Mesmo que tenha sido vencedor do prêmio de Melhor Roteiro no recentemente encerrado Festival de Veneza, O Conde peca justamente nos ajustes finos ao combinar/equilibrar tantos personagens indicativos e alegorias. Pablo Larraín (autor do texto ao lado de Guillermo Calderón) permite que o filme avance meio desinteressado às vezes, com situações resolvidas sem antes ter algum tempo de amadurecer na trama. Por exemplo, a disposição da freira Carmencita (Paula Luchsinger) de ultrapassar os limites em prol do sucesso de sua missão divina como exorcista ou mesmo a falta de escrúpulos dos filhos que pensam apenas naquilo que podem lucrar com a eventual morte do temível Conde Pinochet.
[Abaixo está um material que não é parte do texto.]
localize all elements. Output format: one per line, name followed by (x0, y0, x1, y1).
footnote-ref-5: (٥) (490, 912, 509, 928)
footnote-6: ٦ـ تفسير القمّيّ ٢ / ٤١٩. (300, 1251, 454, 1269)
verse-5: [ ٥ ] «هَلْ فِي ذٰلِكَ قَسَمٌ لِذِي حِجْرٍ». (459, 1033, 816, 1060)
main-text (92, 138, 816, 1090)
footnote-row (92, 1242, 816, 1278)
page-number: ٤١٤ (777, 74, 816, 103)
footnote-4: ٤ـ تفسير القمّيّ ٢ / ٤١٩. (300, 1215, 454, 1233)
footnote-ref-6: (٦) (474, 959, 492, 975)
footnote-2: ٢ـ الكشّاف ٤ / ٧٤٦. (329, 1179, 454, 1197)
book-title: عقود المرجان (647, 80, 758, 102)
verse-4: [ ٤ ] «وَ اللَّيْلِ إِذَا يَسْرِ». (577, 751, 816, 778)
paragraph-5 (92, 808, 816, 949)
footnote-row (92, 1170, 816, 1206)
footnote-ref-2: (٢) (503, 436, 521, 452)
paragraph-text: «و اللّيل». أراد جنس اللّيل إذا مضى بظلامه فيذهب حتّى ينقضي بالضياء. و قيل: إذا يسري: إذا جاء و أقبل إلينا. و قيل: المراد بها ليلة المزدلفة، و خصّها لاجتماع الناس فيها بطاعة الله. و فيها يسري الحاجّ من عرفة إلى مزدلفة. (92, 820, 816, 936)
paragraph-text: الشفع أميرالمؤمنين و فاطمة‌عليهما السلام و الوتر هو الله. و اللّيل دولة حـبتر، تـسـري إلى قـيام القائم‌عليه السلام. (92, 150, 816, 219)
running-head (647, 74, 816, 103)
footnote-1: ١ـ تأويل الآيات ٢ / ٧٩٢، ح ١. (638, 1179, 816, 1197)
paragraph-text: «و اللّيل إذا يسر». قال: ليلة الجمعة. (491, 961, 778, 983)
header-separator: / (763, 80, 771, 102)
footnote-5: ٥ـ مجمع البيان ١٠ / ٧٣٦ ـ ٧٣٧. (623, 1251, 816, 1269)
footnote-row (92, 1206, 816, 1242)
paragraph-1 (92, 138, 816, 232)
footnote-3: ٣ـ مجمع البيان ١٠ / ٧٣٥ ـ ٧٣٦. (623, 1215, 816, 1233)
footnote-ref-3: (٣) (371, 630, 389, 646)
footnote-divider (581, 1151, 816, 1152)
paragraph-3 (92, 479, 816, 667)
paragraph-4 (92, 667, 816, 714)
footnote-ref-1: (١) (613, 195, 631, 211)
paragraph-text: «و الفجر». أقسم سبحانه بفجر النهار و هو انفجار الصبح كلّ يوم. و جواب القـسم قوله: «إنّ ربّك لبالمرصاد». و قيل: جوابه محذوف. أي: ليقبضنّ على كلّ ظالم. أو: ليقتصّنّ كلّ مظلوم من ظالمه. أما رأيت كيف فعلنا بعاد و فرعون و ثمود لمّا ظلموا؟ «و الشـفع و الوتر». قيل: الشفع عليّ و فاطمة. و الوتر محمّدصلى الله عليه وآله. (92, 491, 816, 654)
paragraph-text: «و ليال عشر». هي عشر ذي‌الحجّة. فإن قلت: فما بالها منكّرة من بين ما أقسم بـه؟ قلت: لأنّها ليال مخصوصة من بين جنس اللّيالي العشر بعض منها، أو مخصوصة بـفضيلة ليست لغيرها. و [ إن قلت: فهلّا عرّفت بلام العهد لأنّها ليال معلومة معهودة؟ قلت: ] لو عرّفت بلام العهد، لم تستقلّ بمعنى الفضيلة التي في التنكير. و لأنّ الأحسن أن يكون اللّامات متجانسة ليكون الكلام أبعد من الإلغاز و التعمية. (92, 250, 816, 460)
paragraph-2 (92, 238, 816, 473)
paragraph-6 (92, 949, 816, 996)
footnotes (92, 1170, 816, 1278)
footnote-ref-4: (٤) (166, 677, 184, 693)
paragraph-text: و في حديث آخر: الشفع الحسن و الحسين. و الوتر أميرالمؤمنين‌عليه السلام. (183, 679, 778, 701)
Felizmente, essa sensação é compensada pelo ótimo plot twist encarregado de explicar a origem vampiresca do ditador, ao mesmo tempo em que introduz de modo ácido e engraçado outra personalidade história ultraconservadora. A mensagem é cristalina: o fascismo e/ou os ímpetos associados ao espectro político da ultradireita são males capazes de se perpetuar ao longo da História, nunca morrendo efetivamente, pois se alimentam da força vital da população sacrificada em função de projetos de poder. O realizador utiliza a metáfora para chamar Pinochet e sua prole de ladrões, cutucar os métodos da Igreja e ainda envolver gente perversa por uma aura ridícula. Um filme catártico.